Essential authorizations and parameters in the SAP® environment
Authorization Analysis
Many companies do not pay enough attention to the topic of authorizations in SAP SuccessFactors. It often seems too complex and confusing. Both the creation of a concept and the harmonization of existing structures often seem like a mammoth task. However, with role-based authorizations, SAP provides a very powerful control tool that remains clear with a little help and documentation.
When defining the development policy, you should ensure that the appropriate attention is paid to access security. Customised programmes or customisations in the SAP Code Inspector ensure that all developers working in the company comply with these guidelines. Verification of compliance with the development directives should be an essential part of quality assurance before the programmes are used productively. The SE38 and SA38 transactions should not be allocated in the productive system and custom programmes should be included in own transaction codes. Permissions are then set up only for these transactions.
Lack of know-how
Users can activate or deactivate processes without affecting other processes. For example, they can activate Succession & Development without affecting position management in Employee Central. With the help of the tool, users always know for what purpose a particular user has been given a particular permission. Basic authorizations, which are identical for every user, are only stored once in a platform role. This ensures that system performance remains optimal.
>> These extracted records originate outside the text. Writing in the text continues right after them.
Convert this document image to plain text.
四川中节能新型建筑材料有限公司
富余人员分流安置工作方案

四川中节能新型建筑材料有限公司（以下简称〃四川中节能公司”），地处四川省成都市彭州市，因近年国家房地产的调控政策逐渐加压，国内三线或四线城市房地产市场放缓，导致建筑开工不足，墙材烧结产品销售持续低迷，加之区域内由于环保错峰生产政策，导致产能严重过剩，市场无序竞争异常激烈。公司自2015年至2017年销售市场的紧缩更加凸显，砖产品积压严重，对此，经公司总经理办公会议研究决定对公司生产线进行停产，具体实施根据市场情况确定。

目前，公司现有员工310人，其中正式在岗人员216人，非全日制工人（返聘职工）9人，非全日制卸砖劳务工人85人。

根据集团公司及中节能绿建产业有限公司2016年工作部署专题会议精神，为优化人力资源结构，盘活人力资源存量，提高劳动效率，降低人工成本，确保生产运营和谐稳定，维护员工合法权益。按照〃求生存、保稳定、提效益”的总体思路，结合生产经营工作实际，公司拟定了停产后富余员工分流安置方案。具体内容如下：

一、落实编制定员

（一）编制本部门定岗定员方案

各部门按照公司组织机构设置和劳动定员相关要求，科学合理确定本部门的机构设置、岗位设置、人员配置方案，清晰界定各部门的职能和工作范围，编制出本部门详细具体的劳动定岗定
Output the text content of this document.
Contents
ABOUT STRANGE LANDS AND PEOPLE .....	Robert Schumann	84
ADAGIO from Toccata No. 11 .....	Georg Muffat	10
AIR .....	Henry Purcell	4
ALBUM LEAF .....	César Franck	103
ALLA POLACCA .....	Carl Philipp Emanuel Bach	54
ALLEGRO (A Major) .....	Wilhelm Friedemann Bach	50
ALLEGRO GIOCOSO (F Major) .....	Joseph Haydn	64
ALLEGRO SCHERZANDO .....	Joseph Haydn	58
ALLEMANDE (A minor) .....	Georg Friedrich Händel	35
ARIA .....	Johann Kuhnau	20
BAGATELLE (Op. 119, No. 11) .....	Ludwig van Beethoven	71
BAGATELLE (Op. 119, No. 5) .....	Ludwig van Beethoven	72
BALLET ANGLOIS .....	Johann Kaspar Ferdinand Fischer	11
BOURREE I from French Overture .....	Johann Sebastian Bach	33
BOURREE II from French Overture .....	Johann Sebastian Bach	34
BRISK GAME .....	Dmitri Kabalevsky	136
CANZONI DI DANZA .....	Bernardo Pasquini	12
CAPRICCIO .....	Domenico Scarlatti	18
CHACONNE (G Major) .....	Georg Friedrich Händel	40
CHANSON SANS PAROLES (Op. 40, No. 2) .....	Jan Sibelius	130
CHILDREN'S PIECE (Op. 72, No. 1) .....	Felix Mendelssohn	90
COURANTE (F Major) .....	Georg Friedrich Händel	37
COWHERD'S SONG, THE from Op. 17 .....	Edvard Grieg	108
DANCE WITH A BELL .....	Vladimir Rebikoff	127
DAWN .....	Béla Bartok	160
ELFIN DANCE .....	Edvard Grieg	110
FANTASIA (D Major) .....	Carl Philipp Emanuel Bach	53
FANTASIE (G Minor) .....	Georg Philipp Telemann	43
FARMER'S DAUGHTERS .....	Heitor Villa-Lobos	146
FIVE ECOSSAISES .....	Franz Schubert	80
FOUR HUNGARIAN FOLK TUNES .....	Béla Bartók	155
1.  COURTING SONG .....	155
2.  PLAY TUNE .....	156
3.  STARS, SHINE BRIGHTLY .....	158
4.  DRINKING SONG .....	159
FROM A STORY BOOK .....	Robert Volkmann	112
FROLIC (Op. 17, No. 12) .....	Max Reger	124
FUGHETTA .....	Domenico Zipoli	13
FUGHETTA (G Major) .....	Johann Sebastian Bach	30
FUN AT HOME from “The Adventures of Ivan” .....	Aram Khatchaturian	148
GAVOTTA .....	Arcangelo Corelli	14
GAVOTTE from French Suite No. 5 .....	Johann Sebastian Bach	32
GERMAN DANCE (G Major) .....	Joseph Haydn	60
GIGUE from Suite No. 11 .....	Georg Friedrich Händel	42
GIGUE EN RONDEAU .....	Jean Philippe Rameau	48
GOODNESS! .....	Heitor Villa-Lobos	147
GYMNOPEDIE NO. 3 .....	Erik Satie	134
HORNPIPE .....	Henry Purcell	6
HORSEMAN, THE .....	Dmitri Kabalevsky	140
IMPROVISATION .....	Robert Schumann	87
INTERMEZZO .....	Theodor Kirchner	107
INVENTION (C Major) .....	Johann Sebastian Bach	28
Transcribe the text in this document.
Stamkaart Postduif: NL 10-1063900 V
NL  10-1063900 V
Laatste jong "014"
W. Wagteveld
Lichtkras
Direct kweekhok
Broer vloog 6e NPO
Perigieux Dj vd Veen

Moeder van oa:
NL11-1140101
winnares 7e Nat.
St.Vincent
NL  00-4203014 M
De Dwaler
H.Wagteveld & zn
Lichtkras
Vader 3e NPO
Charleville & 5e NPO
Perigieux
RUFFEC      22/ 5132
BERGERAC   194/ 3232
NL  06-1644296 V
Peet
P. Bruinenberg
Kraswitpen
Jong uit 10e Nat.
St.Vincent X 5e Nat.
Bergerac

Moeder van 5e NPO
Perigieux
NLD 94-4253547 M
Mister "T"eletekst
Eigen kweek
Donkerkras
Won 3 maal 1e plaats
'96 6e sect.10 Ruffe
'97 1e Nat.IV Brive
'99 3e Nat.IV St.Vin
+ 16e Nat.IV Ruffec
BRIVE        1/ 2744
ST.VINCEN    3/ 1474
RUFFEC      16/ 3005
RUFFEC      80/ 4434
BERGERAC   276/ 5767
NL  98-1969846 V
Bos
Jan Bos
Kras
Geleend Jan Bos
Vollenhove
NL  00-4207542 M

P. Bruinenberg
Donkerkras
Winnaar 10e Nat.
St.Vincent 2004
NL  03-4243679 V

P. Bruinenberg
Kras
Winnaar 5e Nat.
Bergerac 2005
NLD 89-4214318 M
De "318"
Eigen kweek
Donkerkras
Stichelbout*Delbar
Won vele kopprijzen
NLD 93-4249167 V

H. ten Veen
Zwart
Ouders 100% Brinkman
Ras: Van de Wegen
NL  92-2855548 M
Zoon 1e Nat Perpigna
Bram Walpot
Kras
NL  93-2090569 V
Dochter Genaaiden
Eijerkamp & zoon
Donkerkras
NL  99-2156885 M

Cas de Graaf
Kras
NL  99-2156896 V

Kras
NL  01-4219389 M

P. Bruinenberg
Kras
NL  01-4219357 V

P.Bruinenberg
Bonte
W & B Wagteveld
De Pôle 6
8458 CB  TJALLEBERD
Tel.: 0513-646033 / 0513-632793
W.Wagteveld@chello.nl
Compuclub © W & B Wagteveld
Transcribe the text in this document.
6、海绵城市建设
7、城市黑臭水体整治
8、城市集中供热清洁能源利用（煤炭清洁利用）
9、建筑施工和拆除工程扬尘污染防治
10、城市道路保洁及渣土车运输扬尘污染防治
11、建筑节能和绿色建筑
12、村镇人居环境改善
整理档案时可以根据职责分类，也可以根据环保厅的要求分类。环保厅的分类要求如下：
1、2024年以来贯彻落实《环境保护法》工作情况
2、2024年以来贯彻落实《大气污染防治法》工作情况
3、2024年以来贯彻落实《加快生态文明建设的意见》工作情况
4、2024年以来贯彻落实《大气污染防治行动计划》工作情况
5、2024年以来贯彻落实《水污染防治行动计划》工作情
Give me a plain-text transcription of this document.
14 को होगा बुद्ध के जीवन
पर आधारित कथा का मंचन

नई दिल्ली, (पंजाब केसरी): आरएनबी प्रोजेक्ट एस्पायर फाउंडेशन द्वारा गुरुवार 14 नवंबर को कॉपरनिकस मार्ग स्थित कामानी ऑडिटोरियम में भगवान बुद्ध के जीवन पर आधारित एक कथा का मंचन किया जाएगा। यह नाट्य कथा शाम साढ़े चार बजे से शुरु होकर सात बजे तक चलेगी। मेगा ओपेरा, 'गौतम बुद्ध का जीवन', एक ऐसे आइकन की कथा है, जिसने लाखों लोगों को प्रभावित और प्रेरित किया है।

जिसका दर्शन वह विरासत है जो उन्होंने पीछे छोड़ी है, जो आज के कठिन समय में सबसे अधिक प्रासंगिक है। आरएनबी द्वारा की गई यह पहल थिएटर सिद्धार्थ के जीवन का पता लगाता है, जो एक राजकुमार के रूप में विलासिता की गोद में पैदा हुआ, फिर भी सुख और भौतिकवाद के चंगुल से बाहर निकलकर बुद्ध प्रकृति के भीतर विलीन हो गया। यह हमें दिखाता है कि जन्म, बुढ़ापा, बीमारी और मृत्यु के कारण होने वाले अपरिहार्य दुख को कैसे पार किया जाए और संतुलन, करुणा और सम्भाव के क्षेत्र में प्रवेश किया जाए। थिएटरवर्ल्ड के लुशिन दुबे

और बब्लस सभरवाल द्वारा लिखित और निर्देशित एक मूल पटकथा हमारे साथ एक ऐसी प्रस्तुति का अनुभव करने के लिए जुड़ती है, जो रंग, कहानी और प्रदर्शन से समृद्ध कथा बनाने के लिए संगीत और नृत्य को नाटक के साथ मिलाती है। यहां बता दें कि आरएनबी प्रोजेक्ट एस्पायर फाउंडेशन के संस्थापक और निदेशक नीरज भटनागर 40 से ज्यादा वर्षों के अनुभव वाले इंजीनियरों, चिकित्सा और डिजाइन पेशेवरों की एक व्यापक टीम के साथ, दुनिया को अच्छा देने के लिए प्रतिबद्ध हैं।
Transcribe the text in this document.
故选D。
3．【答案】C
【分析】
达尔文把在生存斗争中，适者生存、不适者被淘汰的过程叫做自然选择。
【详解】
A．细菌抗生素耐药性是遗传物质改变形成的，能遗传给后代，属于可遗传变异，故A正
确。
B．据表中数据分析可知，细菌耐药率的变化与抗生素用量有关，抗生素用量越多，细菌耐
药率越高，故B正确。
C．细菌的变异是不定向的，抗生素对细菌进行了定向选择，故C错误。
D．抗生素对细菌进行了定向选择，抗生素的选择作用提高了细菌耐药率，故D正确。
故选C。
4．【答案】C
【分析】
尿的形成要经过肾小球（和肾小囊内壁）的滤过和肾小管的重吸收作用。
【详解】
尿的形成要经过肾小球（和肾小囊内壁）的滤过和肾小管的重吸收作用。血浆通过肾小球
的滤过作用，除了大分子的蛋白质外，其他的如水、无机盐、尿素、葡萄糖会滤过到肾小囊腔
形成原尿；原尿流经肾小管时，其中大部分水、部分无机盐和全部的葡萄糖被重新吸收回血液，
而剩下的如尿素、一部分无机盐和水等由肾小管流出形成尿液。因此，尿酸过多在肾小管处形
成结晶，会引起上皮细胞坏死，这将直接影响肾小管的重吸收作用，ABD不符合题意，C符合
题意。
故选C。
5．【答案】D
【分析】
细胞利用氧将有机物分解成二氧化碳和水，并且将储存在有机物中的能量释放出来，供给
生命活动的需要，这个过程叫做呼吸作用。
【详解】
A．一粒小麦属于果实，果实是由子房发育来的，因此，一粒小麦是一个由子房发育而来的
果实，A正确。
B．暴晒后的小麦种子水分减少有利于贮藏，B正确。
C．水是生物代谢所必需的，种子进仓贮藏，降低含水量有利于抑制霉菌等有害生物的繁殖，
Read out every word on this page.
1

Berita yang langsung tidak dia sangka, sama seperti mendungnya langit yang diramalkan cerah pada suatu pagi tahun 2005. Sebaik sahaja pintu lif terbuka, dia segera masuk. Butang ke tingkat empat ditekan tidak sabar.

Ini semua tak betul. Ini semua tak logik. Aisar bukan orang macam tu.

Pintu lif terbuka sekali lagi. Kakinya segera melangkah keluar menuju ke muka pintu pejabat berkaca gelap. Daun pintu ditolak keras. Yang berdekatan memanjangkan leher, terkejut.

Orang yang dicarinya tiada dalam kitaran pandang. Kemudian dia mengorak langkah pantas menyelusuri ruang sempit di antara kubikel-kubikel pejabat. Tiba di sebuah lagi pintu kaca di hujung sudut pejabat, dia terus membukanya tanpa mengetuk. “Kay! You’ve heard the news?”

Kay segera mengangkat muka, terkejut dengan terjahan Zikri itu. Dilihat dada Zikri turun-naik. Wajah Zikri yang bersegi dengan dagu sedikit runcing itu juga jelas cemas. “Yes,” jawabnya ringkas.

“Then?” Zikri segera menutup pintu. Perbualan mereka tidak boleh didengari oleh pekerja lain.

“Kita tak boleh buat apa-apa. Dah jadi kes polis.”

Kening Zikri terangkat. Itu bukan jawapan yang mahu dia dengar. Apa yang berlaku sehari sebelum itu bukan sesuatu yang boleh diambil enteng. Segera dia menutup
To maintain open permission fields in roles, you need information from the Permissions System Trace. But all transferred manually? Not with this new feature! If you have previously created PFCG roles, you must maintain all open permission fields manually. The information on which values can be entered can be read from the Permissions system trace and maintained manually in the PFCG role. However, this can be very complex, because a function that takes these values into the PFCG role has been missing.
"Shortcut for SAP systems" is a tool that enables the assignment of authorizations even if the IdM system fails.
In the SCC4 transaction, first check whether eCATT is allowed to run.
If you want to know more about SAP authorizations, visit the website www.sap-corner.de.
If you do not encrypt communication between the client and the application servers, it is surprisingly easy for a third party to catch the username and password.